93rd HAA Regiment, with 267, 288 and 289 Btys under command, arrived by May 1943 and joined 2 AA Bde in Middle East Forces (MEF). The North African Campaign was just ending with the capture of Tunis and 2 AA Bde was responsible for AA Defence Area Tripolitania. However, it was withdrawn this month for its units to train for the Allied invasion of Sicily (Operation Husky).

In the event, 93rd HAA Rgt did not accompany 2 AA Bde when it went to Sicily. but remained with MEF. The Middle East AA Group still had considerable commitments in the Levant, in Egypt, and along the North African Coast. It was also preparing to provide AA cover for Operation Hercules, a planned landing on Rhodes following the failure of the Dodecanese Campaign, and aimed at getting Turkey into the war. This was called off in February 1944.

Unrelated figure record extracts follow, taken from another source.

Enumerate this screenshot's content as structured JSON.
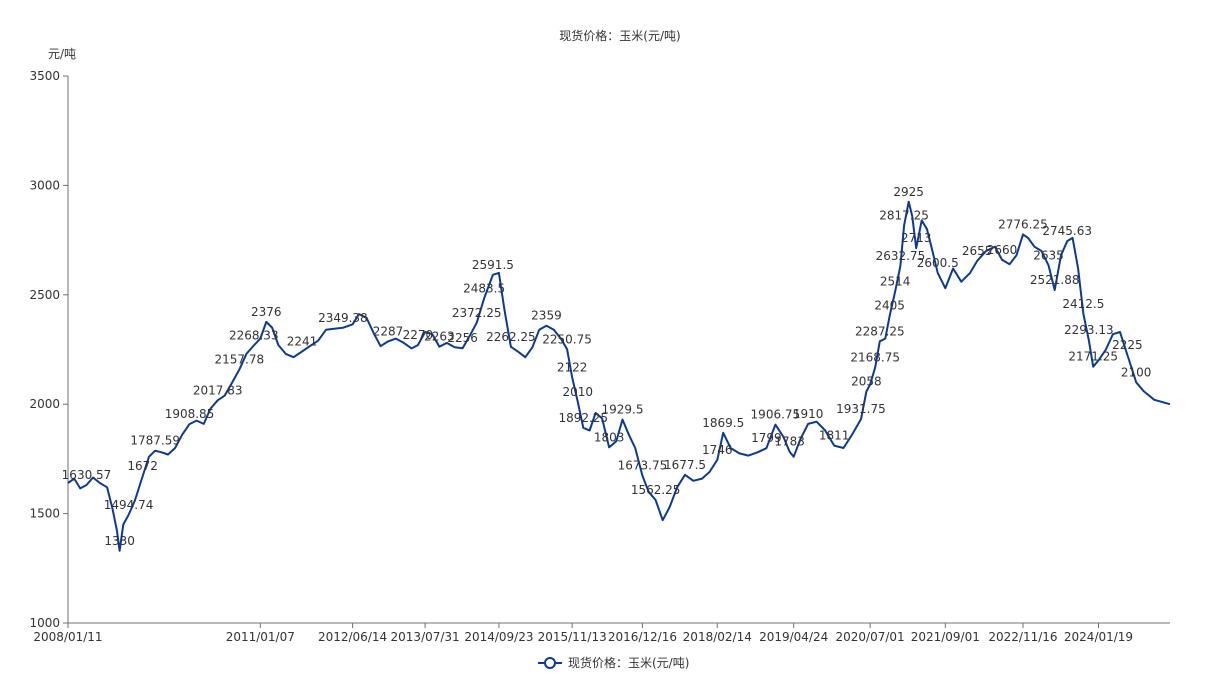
{
  "chart_data": {
    "type": "line",
    "title": "现货价格：玉米(元/吨)",
    "ylabel": "元/吨",
    "xlabel": "",
    "ylim": [
      1000,
      3500
    ],
    "yticks": [
      1000,
      1500,
      2000,
      2500,
      3000,
      3500
    ],
    "x_range": [
      "2008-01-11",
      "2025-02-28"
    ],
    "xticks": [
      "2008/01/11",
      "2011/01/07",
      "2012/06/14",
      "2013/07/31",
      "2014/09/23",
      "2015/11/13",
      "2016/12/16",
      "2018/02/14",
      "2019/04/24",
      "2020/07/01",
      "2021/09/01",
      "2022/11/16",
      "2024/01/19"
    ],
    "grid": false,
    "legend_position": "bottom",
    "series": [
      {
        "name": "现货价格：玉米(元/吨)",
        "color": "#0b3b91",
        "points": [
          [
            "2008-01-11",
            1640
          ],
          [
            "2008-02-15",
            1660
          ],
          [
            "2008-03-20",
            1615
          ],
          [
            "2008-04-25",
            1630.57
          ],
          [
            "2008-06-01",
            1665
          ],
          [
            "2008-07-10",
            1640
          ],
          [
            "2008-08-20",
            1620
          ],
          [
            "2008-09-20",
            1520
          ],
          [
            "2008-10-15",
            1420
          ],
          [
            "2008-10-30",
            1330
          ],
          [
            "2008-11-20",
            1450
          ],
          [
            "2008-12-20",
            1494.74
          ],
          [
            "2009-01-25",
            1560
          ],
          [
            "2009-03-10",
            1672
          ],
          [
            "2009-04-15",
            1760
          ],
          [
            "2009-05-20",
            1787.59
          ],
          [
            "2009-06-25",
            1780
          ],
          [
            "2009-08-01",
            1770
          ],
          [
            "2009-09-10",
            1800
          ],
          [
            "2009-10-20",
            1860
          ],
          [
            "2009-12-01",
            1908.85
          ],
          [
            "2010-01-10",
            1925
          ],
          [
            "2010-02-20",
            1910
          ],
          [
            "2010-03-30",
            1980
          ],
          [
            "2010-05-10",
            2017.83
          ],
          [
            "2010-06-20",
            2040
          ],
          [
            "2010-08-01",
            2100
          ],
          [
            "2010-09-10",
            2157.78
          ],
          [
            "2010-10-20",
            2230
          ],
          [
            "2010-12-01",
            2268.33
          ],
          [
            "2011-01-07",
            2300
          ],
          [
            "2011-02-10",
            2376
          ],
          [
            "2011-03-15",
            2350
          ],
          [
            "2011-04-20",
            2270
          ],
          [
            "2011-06-01",
            2230
          ],
          [
            "2011-07-15",
            2215
          ],
          [
            "2011-09-01",
            2241
          ],
          [
            "2011-10-15",
            2265
          ],
          [
            "2011-12-01",
            2290
          ],
          [
            "2012-01-15",
            2340
          ],
          [
            "2012-03-01",
            2345
          ],
          [
            "2012-04-20",
            2349.38
          ],
          [
            "2012-06-14",
            2365
          ],
          [
            "2012-07-20",
            2412
          ],
          [
            "2012-09-01",
            2395
          ],
          [
            "2012-10-15",
            2320
          ],
          [
            "2012-11-20",
            2265
          ],
          [
            "2013-01-01",
            2287
          ],
          [
            "2013-02-15",
            2300
          ],
          [
            "2013-04-01",
            2280
          ],
          [
            "2013-05-15",
            2255
          ],
          [
            "2013-06-20",
            2270
          ],
          [
            "2013-07-31",
            2330
          ],
          [
            "2013-09-10",
            2320
          ],
          [
            "2013-10-20",
            2263
          ],
          [
            "2013-12-01",
            2280
          ],
          [
            "2014-01-15",
            2260
          ],
          [
            "2014-03-01",
            2256
          ],
          [
            "2014-04-15",
            2320
          ],
          [
            "2014-05-20",
            2372.25
          ],
          [
            "2014-07-01",
            2483.5
          ],
          [
            "2014-08-20",
            2591.5
          ],
          [
            "2014-09-23",
            2600
          ],
          [
            "2014-10-25",
            2430
          ],
          [
            "2014-11-30",
            2262.25
          ],
          [
            "2015-01-10",
            2240
          ],
          [
            "2015-02-20",
            2215
          ],
          [
            "2015-04-01",
            2260
          ],
          [
            "2015-05-10",
            2340
          ],
          [
            "2015-06-20",
            2359
          ],
          [
            "2015-08-01",
            2340
          ],
          [
            "2015-09-10",
            2300
          ],
          [
            "2015-10-15",
            2250.75
          ],
          [
            "2015-11-13",
            2122
          ],
          [
            "2015-12-15",
            2010
          ],
          [
            "2016-01-15",
            1892.25
          ],
          [
            "2016-02-20",
            1880
          ],
          [
            "2016-03-25",
            1960
          ],
          [
            "2016-05-01",
            1935
          ],
          [
            "2016-06-10",
            1803
          ],
          [
            "2016-07-20",
            1830
          ],
          [
            "2016-08-25",
            1929.5
          ],
          [
            "2016-09-30",
            1860
          ],
          [
            "2016-11-05",
            1800
          ],
          [
            "2016-12-16",
            1673.75
          ],
          [
            "2017-01-20",
            1600
          ],
          [
            "2017-03-01",
            1562.25
          ],
          [
            "2017-04-10",
            1470
          ],
          [
            "2017-05-20",
            1530
          ],
          [
            "2017-07-01",
            1620
          ],
          [
            "2017-08-15",
            1677.5
          ],
          [
            "2017-10-01",
            1650
          ],
          [
            "2017-11-20",
            1660
          ],
          [
            "2018-01-01",
            1690
          ],
          [
            "2018-02-14",
            1746
          ],
          [
            "2018-03-20",
            1869.5
          ],
          [
            "2018-05-01",
            1800
          ],
          [
            "2018-06-20",
            1775
          ],
          [
            "2018-08-10",
            1765
          ],
          [
            "2018-10-01",
            1780
          ],
          [
            "2018-11-20",
            1799
          ],
          [
            "2019-01-10",
            1906.75
          ],
          [
            "2019-02-25",
            1850
          ],
          [
            "2019-04-01",
            1783
          ],
          [
            "2019-04-24",
            1760
          ],
          [
            "2019-06-01",
            1840
          ],
          [
            "2019-07-15",
            1910
          ],
          [
            "2019-09-01",
            1920
          ],
          [
            "2019-10-20",
            1880
          ],
          [
            "2019-12-10",
            1811
          ],
          [
            "2020-02-01",
            1800
          ],
          [
            "2020-03-20",
            1860
          ],
          [
            "2020-05-10",
            1931.75
          ],
          [
            "2020-06-10",
            2058
          ],
          [
            "2020-07-01",
            2090
          ],
          [
            "2020-07-30",
            2168.75
          ],
          [
            "2020-08-25",
            2287.25
          ],
          [
            "2020-09-25",
            2300
          ],
          [
            "2020-10-20",
            2405
          ],
          [
            "2020-11-20",
            2514
          ],
          [
            "2020-12-20",
            2632.75
          ],
          [
            "2021-01-10",
            2817.25
          ],
          [
            "2021-02-05",
            2925
          ],
          [
            "2021-02-25",
            2860
          ],
          [
            "2021-03-20",
            2713
          ],
          [
            "2021-04-20",
            2840
          ],
          [
            "2021-05-20",
            2800
          ],
          [
            "2021-06-20",
            2700
          ],
          [
            "2021-07-20",
            2600.5
          ],
          [
            "2021-09-01",
            2530
          ],
          [
            "2021-10-15",
            2620
          ],
          [
            "2021-12-01",
            2560
          ],
          [
            "2022-01-20",
            2600
          ],
          [
            "2022-03-01",
            2655
          ],
          [
            "2022-04-20",
            2700
          ],
          [
            "2022-06-10",
            2720
          ],
          [
            "2022-07-20",
            2660
          ],
          [
            "2022-09-01",
            2640
          ],
          [
            "2022-10-10",
            2680
          ],
          [
            "2022-11-16",
            2776.25
          ],
          [
            "2022-12-15",
            2760
          ],
          [
            "2023-01-20",
            2720
          ],
          [
            "2023-03-01",
            2700
          ],
          [
            "2023-04-10",
            2635
          ],
          [
            "2023-05-15",
            2521.88
          ],
          [
            "2023-06-20",
            2680
          ],
          [
            "2023-07-25",
            2745.63
          ],
          [
            "2023-08-25",
            2760
          ],
          [
            "2023-09-25",
            2620
          ],
          [
            "2023-10-25",
            2412.5
          ],
          [
            "2023-11-25",
            2293.13
          ],
          [
            "2023-12-20",
            2171.25
          ],
          [
            "2024-01-19",
            2200
          ],
          [
            "2024-03-01",
            2250
          ],
          [
            "2024-04-10",
            2320
          ],
          [
            "2024-05-20",
            2330
          ],
          [
            "2024-07-01",
            2225
          ],
          [
            "2024-08-20",
            2100
          ],
          [
            "2024-10-01",
            2060
          ],
          [
            "2024-12-01",
            2020
          ],
          [
            "2025-02-28",
            2000
          ]
        ]
      }
    ],
    "annotations": [
      {
        "x": "2008-04-25",
        "y": 1630.57,
        "label": "1630.57"
      },
      {
        "x": "2008-10-30",
        "y": 1330,
        "label": "1330"
      },
      {
        "x": "2008-12-20",
        "y": 1494.74,
        "label": "1494.74"
      },
      {
        "x": "2009-03-10",
        "y": 1672,
        "label": "1672"
      },
      {
        "x": "2009-05-20",
        "y": 1787.59,
        "label": "1787.59"
      },
      {
        "x": "2009-12-01",
        "y": 1908.85,
        "label": "1908.85"
      },
      {
        "x": "2010-05-10",
        "y": 2017.83,
        "label": "2017.83"
      },
      {
        "x": "2010-09-10",
        "y": 2157.78,
        "label": "2157.78"
      },
      {
        "x": "2010-12-01",
        "y": 2268.33,
        "label": "2268.33"
      },
      {
        "x": "2011-02-10",
        "y": 2376,
        "label": "2376"
      },
      {
        "x": "2011-09-01",
        "y": 2241,
        "label": "2241"
      },
      {
        "x": "2012-04-20",
        "y": 2349.38,
        "label": "2349.38"
      },
      {
        "x": "2013-01-01",
        "y": 2287,
        "label": "2287"
      },
      {
        "x": "2013-06-20",
        "y": 2270,
        "label": "2270"
      },
      {
        "x": "2013-10-20",
        "y": 2263,
        "label": "2263"
      },
      {
        "x": "2014-03-01",
        "y": 2256,
        "label": "2256"
      },
      {
        "x": "2014-05-20",
        "y": 2372.25,
        "label": "2372.25"
      },
      {
        "x": "2014-07-01",
        "y": 2483.5,
        "label": "2483.5"
      },
      {
        "x": "2014-08-20",
        "y": 2591.5,
        "label": "2591.5"
      },
      {
        "x": "2014-11-30",
        "y": 2262.25,
        "label": "2262.25"
      },
      {
        "x": "2015-06-20",
        "y": 2359,
        "label": "2359"
      },
      {
        "x": "2015-10-15",
        "y": 2250.75,
        "label": "2250.75"
      },
      {
        "x": "2015-11-13",
        "y": 2122,
        "label": "2122"
      },
      {
        "x": "2015-12-15",
        "y": 2010,
        "label": "2010"
      },
      {
        "x": "2016-01-15",
        "y": 1892.25,
        "label": "1892.25"
      },
      {
        "x": "2016-06-10",
        "y": 1803,
        "label": "1803"
      },
      {
        "x": "2016-08-25",
        "y": 1929.5,
        "label": "1929.5"
      },
      {
        "x": "2016-12-16",
        "y": 1673.75,
        "label": "1673.75"
      },
      {
        "x": "2017-03-01",
        "y": 1562.25,
        "label": "1562.25"
      },
      {
        "x": "2017-08-15",
        "y": 1677.5,
        "label": "1677.5"
      },
      {
        "x": "2018-02-14",
        "y": 1746,
        "label": "1746"
      },
      {
        "x": "2018-03-20",
        "y": 1869.5,
        "label": "1869.5"
      },
      {
        "x": "2018-11-20",
        "y": 1799,
        "label": "1799"
      },
      {
        "x": "2019-01-10",
        "y": 1906.75,
        "label": "1906.75"
      },
      {
        "x": "2019-04-01",
        "y": 1783,
        "label": "1783"
      },
      {
        "x": "2019-07-15",
        "y": 1910,
        "label": "1910"
      },
      {
        "x": "2019-12-10",
        "y": 1811,
        "label": "1811"
      },
      {
        "x": "2020-05-10",
        "y": 1931.75,
        "label": "1931.75"
      },
      {
        "x": "2020-06-10",
        "y": 2058,
        "label": "2058"
      },
      {
        "x": "2020-07-30",
        "y": 2168.75,
        "label": "2168.75"
      },
      {
        "x": "2020-08-25",
        "y": 2287.25,
        "label": "2287.25"
      },
      {
        "x": "2020-10-20",
        "y": 2405,
        "label": "2405"
      },
      {
        "x": "2020-11-20",
        "y": 2514,
        "label": "2514"
      },
      {
        "x": "2020-12-20",
        "y": 2632.75,
        "label": "2632.75"
      },
      {
        "x": "2021-01-10",
        "y": 2817.25,
        "label": "2817.25"
      },
      {
        "x": "2021-02-05",
        "y": 2925,
        "label": "2925"
      },
      {
        "x": "2021-03-20",
        "y": 2713,
        "label": "2713"
      },
      {
        "x": "2021-07-20",
        "y": 2600.5,
        "label": "2600.5"
      },
      {
        "x": "2022-03-01",
        "y": 2655,
        "label": "2655"
      },
      {
        "x": "2022-07-20",
        "y": 2660,
        "label": "2660"
      },
      {
        "x": "2022-11-16",
        "y": 2776.25,
        "label": "2776.25"
      },
      {
        "x": "2023-04-10",
        "y": 2635,
        "label": "2635"
      },
      {
        "x": "2023-05-15",
        "y": 2521.88,
        "label": "2521.88"
      },
      {
        "x": "2023-07-25",
        "y": 2745.63,
        "label": "2745.63"
      },
      {
        "x": "2023-10-25",
        "y": 2412.5,
        "label": "2412.5"
      },
      {
        "x": "2023-11-25",
        "y": 2293.13,
        "label": "2293.13"
      },
      {
        "x": "2023-12-20",
        "y": 2171.25,
        "label": "2171.25"
      },
      {
        "x": "2024-07-01",
        "y": 2225,
        "label": "2225"
      },
      {
        "x": "2024-08-20",
        "y": 2100,
        "label": "2100"
      }
    ]
  }
}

By now, the air threat to the Middle East bases was low and by July 1944 AA manpower was being diverted to other tasks. 93rd HAA Rgtand its three batteries was placed in suspended animation and disappeared from the order of battle on 12 August 1944.

==Postwar==
When the TA was reconstituted in 1947, the regiment was reformed at Birkenhead as 493rd (Mixed) Heavy Anti-Aircraft Regiment (the 'Mixed' now indicating that members of the Women's Royal Army Corps were integrated into the unit). It formed part of 59 AA Bde (the prewar 33 (Western) AA Bde) at Liverpool.

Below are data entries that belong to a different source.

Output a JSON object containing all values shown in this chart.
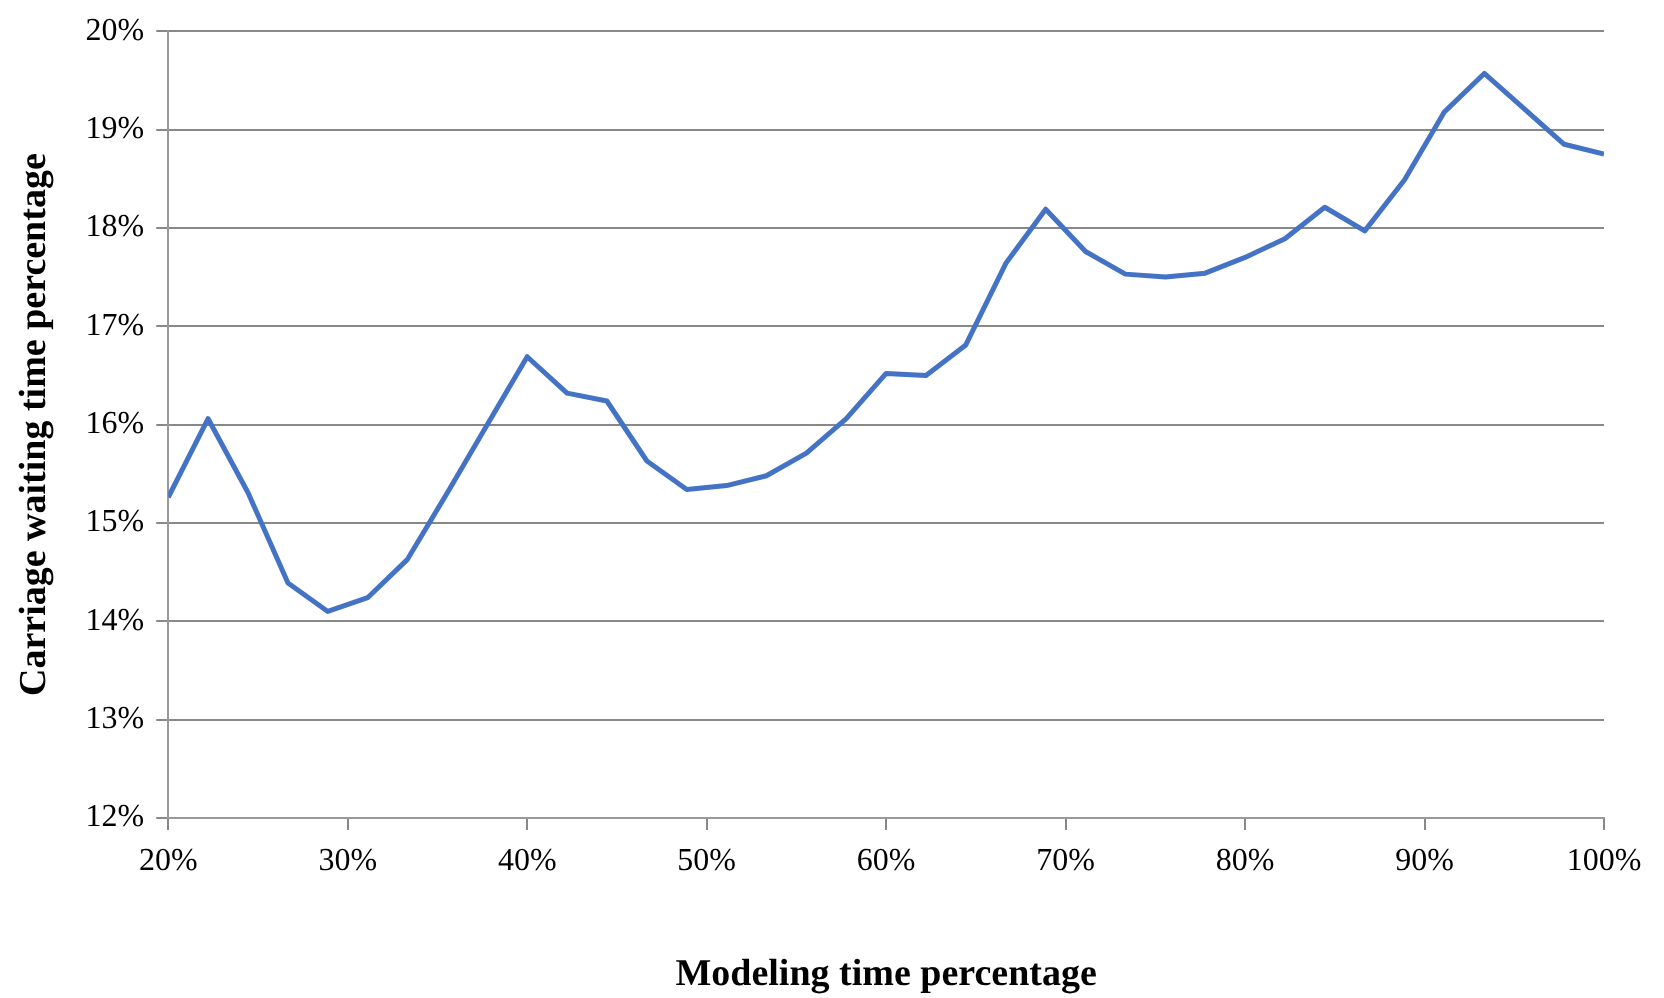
{
  "chart_data": {
    "type": "line",
    "xlabel": "Modeling time percentage",
    "ylabel": "Carriage waiting time percentage",
    "x": [
      20,
      22.22,
      24.44,
      26.67,
      28.89,
      31.11,
      33.33,
      35.56,
      37.78,
      40,
      42.22,
      44.44,
      46.67,
      48.89,
      51.11,
      53.33,
      55.56,
      57.78,
      60,
      62.22,
      64.44,
      66.67,
      68.89,
      71.11,
      73.33,
      75.56,
      77.78,
      80,
      82.22,
      84.44,
      86.67,
      88.89,
      91.11,
      93.33,
      95.56,
      97.78,
      100
    ],
    "values": [
      15.26,
      16.06,
      15.31,
      14.39,
      14.1,
      14.24,
      14.63,
      15.31,
      16.0,
      16.69,
      16.32,
      16.24,
      15.63,
      15.34,
      15.38,
      15.48,
      15.71,
      16.06,
      16.52,
      16.5,
      16.81,
      17.64,
      18.19,
      17.76,
      17.53,
      17.5,
      17.54,
      17.7,
      17.89,
      18.21,
      17.97,
      18.49,
      19.18,
      19.57,
      19.21,
      18.85,
      18.75
    ],
    "color": "#4472c4",
    "marker": "none",
    "line_style": "solid",
    "grid": "y",
    "legend": false,
    "xlim": [
      20,
      100
    ],
    "xticks": [
      {
        "value": 20,
        "label": "20%"
      },
      {
        "value": 30,
        "label": "30%"
      },
      {
        "value": 40,
        "label": "40%"
      },
      {
        "value": 50,
        "label": "50%"
      },
      {
        "value": 60,
        "label": "60%"
      },
      {
        "value": 70,
        "label": "70%"
      },
      {
        "value": 80,
        "label": "80%"
      },
      {
        "value": 90,
        "label": "90%"
      },
      {
        "value": 100,
        "label": "100%"
      }
    ],
    "ylim": [
      12,
      20
    ],
    "yticks": [
      {
        "value": 12,
        "label": "12%"
      },
      {
        "value": 13,
        "label": "13%"
      },
      {
        "value": 14,
        "label": "14%"
      },
      {
        "value": 15,
        "label": "15%"
      },
      {
        "value": 16,
        "label": "16%"
      },
      {
        "value": 17,
        "label": "17%"
      },
      {
        "value": 18,
        "label": "18%"
      },
      {
        "value": 19,
        "label": "19%"
      },
      {
        "value": 20,
        "label": "20%"
      }
    ]
  }
}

AA Command was disbanded on 10 March 1955, and there were wholescale mergers among TA AA units. 493rd HAA Regiment was amalgamated with 349 Field and 576 (5th North Staffords) LAA/SL Rgts as 441st Light Anti-Aircraft/Searchlight Regiment, Royal Artillery, with 493rd contributing Q (Wirral) Battery to the combined regiment.3 (M) HAA Rgt 1 January 1947

441st LAA Regiment was broken up again in 1961: the North Staffs btys reverted to the infantry role and were merged with 6th Bn North Staffordshire Regiment, while Q (Wirral) Bty joined 287th Medium Rgt as R (Wirral) Bty. The battery disappeared in 1967 when 287 Rgt was reduced to a single Bty in the West Lancashire Rgt RA as part of TAVR.